Unprobed movement: three case studies

TitleUnprobed movement: three case studies
Publication TypeArticle de revue
Année de publicationSoumis
AuthorsCecchetto, Carlo, and Caterina Donati
JournalSyntax
Abstract

This paper investigates the status of unmotivated movement in syntax, which, following current minimalist terminology, we call ‘unprobed movement’.  By elaborating on the theory of labeling developed by Cecchetto & Donati (2015a), in which the label is provided by the probe of the merging operation, we assume that unprobed movement is possible in principle but is severely restricted in practice, as it leads to the creation of an object without a label.

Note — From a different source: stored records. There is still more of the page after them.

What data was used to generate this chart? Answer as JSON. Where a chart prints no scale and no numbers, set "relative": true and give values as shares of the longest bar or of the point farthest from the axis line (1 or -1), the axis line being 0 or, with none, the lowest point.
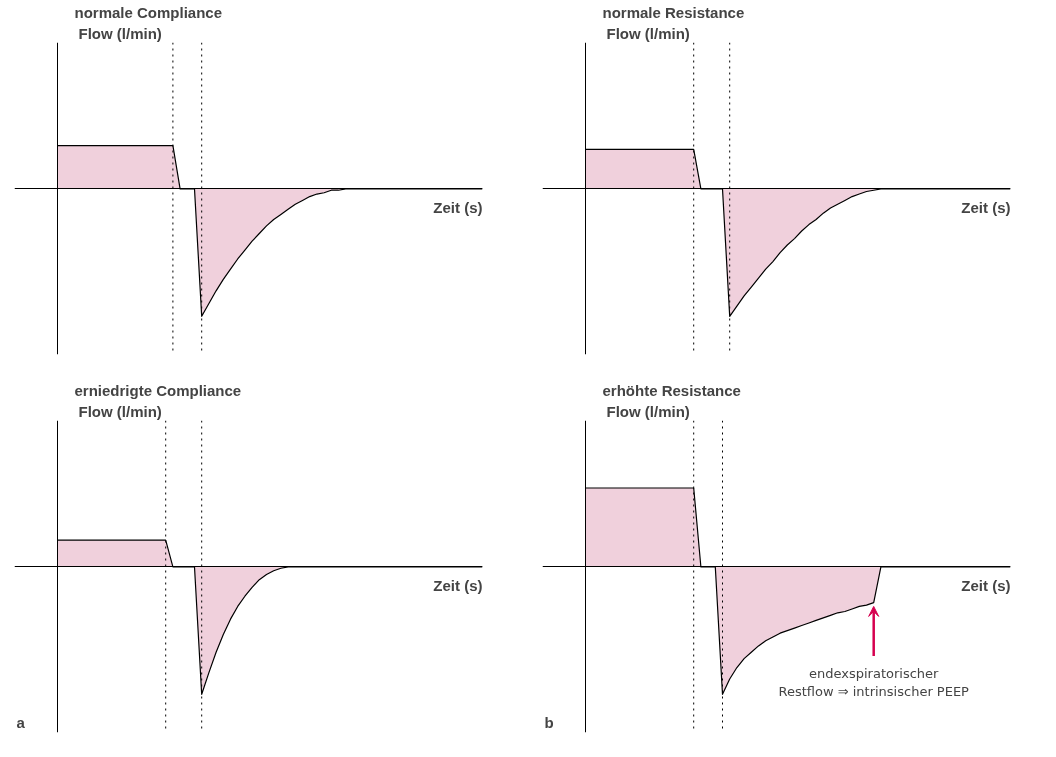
{
  "chart_data": [
    {
      "type": "area",
      "relative": true,
      "title": "normale Compliance",
      "ylabel": "Flow (l/min)",
      "xlabel": "Zeit (s)",
      "color": "#f0d0dc",
      "categories": [
        null,
        null,
        null,
        null,
        null,
        null,
        null,
        null,
        null,
        null,
        null,
        null,
        null,
        null,
        null,
        null,
        null,
        null,
        null,
        null,
        null,
        null,
        null,
        null,
        null,
        null,
        null,
        null,
        null,
        null,
        null,
        null,
        null,
        null,
        null,
        null,
        null,
        null,
        null,
        null,
        null,
        null,
        null,
        null,
        null,
        null,
        null,
        null,
        null,
        null,
        null,
        null,
        null,
        null,
        null,
        null,
        null,
        null,
        null,
        null
      ],
      "values": [
        0.34,
        0.34,
        0.34,
        0.34,
        0.34,
        0.34,
        0.34,
        0.34,
        0.34,
        0.34,
        0.34,
        0.34,
        0.34,
        0.34,
        0.34,
        0.34,
        0.34,
        0,
        0,
        0,
        -1,
        -0.9,
        -0.8,
        -0.71,
        -0.63,
        -0.55,
        -0.48,
        -0.41,
        -0.35,
        -0.29,
        -0.24,
        -0.2,
        -0.16,
        -0.12,
        -0.09,
        -0.06,
        -0.04,
        -0.03,
        -0.01,
        -0.01,
        0,
        0,
        0,
        0,
        0,
        0,
        0,
        0,
        0,
        0,
        0,
        0,
        0,
        0,
        0,
        0,
        0,
        0,
        0,
        0
      ]
    },
    {
      "type": "area",
      "relative": true,
      "title": "normale Resistance",
      "ylabel": "Flow (l/min)",
      "xlabel": "Zeit (s)",
      "color": "#f0d0dc",
      "categories": [
        null,
        null,
        null,
        null,
        null,
        null,
        null,
        null,
        null,
        null,
        null,
        null,
        null,
        null,
        null,
        null,
        null,
        null,
        null,
        null,
        null,
        null,
        null,
        null,
        null,
        null,
        null,
        null,
        null,
        null,
        null,
        null,
        null,
        null,
        null,
        null,
        null,
        null,
        null,
        null,
        null,
        null,
        null,
        null,
        null,
        null,
        null,
        null,
        null,
        null,
        null,
        null,
        null,
        null,
        null,
        null,
        null,
        null,
        null,
        null
      ],
      "values": [
        0.31,
        0.31,
        0.31,
        0.31,
        0.31,
        0.31,
        0.31,
        0.31,
        0.31,
        0.31,
        0.31,
        0.31,
        0.31,
        0.31,
        0.31,
        0.31,
        0,
        0,
        0,
        0,
        -1,
        -0.92,
        -0.84,
        -0.77,
        -0.7,
        -0.63,
        -0.57,
        -0.5,
        -0.44,
        -0.39,
        -0.33,
        -0.28,
        -0.24,
        -0.19,
        -0.15,
        -0.12,
        -0.09,
        -0.06,
        -0.04,
        -0.02,
        -0.01,
        0,
        0,
        0,
        0,
        0,
        0,
        0,
        0,
        0,
        0,
        0,
        0,
        0,
        0,
        0,
        0,
        0,
        0,
        0
      ]
    },
    {
      "type": "area",
      "relative": true,
      "title": "erniedrigte Compliance",
      "ylabel": "Flow (l/min)",
      "xlabel": "Zeit (s)",
      "color": "#f0d0dc",
      "categories": [
        null,
        null,
        null,
        null,
        null,
        null,
        null,
        null,
        null,
        null,
        null,
        null,
        null,
        null,
        null,
        null,
        null,
        null,
        null,
        null,
        null,
        null,
        null,
        null,
        null,
        null,
        null,
        null,
        null,
        null,
        null,
        null,
        null,
        null,
        null,
        null,
        null,
        null,
        null,
        null,
        null,
        null,
        null,
        null,
        null,
        null,
        null,
        null,
        null,
        null,
        null,
        null,
        null,
        null,
        null,
        null,
        null,
        null,
        null,
        null
      ],
      "values": [
        0.21,
        0.21,
        0.21,
        0.21,
        0.21,
        0.21,
        0.21,
        0.21,
        0.21,
        0.21,
        0.21,
        0.21,
        0.21,
        0.21,
        0.21,
        0.21,
        0,
        0,
        0,
        0,
        -1,
        -0.83,
        -0.67,
        -0.53,
        -0.41,
        -0.31,
        -0.23,
        -0.16,
        -0.1,
        -0.06,
        -0.03,
        -0.01,
        0,
        0,
        0,
        0,
        0,
        0,
        0,
        0,
        0,
        0,
        0,
        0,
        0,
        0,
        0,
        0,
        0,
        0,
        0,
        0,
        0,
        0,
        0,
        0,
        0,
        0,
        0,
        0
      ],
      "annotations": [
        "a"
      ]
    },
    {
      "type": "area",
      "relative": true,
      "title": "erhöhte Resistance",
      "ylabel": "Flow (l/min)",
      "xlabel": "Zeit (s)",
      "color": "#f0d0dc",
      "categories": [
        null,
        null,
        null,
        null,
        null,
        null,
        null,
        null,
        null,
        null,
        null,
        null,
        null,
        null,
        null,
        null,
        null,
        null,
        null,
        null,
        null,
        null,
        null,
        null,
        null,
        null,
        null,
        null,
        null,
        null,
        null,
        null,
        null,
        null,
        null,
        null,
        null,
        null,
        null,
        null,
        null,
        null,
        null,
        null,
        null,
        null,
        null,
        null,
        null,
        null,
        null,
        null,
        null,
        null,
        null,
        null,
        null,
        null,
        null,
        null
      ],
      "values": [
        0.62,
        0.62,
        0.62,
        0.62,
        0.62,
        0.62,
        0.62,
        0.62,
        0.62,
        0.62,
        0.62,
        0.62,
        0.62,
        0.62,
        0.62,
        0.62,
        0,
        0,
        0,
        -1,
        -0.88,
        -0.79,
        -0.72,
        -0.67,
        -0.62,
        -0.58,
        -0.55,
        -0.52,
        -0.5,
        -0.48,
        -0.46,
        -0.44,
        -0.42,
        -0.4,
        -0.38,
        -0.36,
        -0.35,
        -0.33,
        -0.31,
        -0.3,
        -0.28,
        0,
        0,
        0,
        0,
        0,
        0,
        0,
        0,
        0,
        0,
        0,
        0,
        0,
        0,
        0,
        0,
        0,
        0,
        0
      ],
      "annotations": [
        "b",
        {
          "text": "endexspiratorischer\nRestflow ⇒ intrinsischer PEEP",
          "y": -0.28
        }
      ]
    }
  ]
}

Given this framework, we re-consider three movement configurations: the intermediate step of successive movement, which has no obvious trigger and is intrinsically unstable; QR, which has no morphological reflex, is systematically covert and appears to be clause-bounded; and head movement, which again has peculiar locality restrictions and correlates with extended projections and the creation of complex lexical items. The basic idea is that these three movements are instances of unprobed operations creating unlabeled syntactic objects. In particular, unlabeled syntactic objects, being invisible to syntax, can occur only in those points of the derivation where the syntactic derivation can stop (or has already stopped): post-cyclically, namely after the syntactic derivation has ended and unlabeled nodes bring no harm (QR,); at the phase edge, where the derivation stops and ships the phase to the interface, thus destroying any unlabeled syntactic node and putting the moved item back into the working space where it can be probed again (successive cyclic movement); again at the phase edge, when an unprobed item labels the syntactic object it forms thanks to its being a word, hence endowed with an intrinsic labeling capacity (head movement).

By putting successive cyclicity, QR and head movement into a new natural class, that of unprobed movements, we provide a new explanation to old problems and we make a strong case in favor of a label-driven syntax in response to recent attempts (cf. Chomsky 2013) to expunge labels from syntax and relegate them to the interface.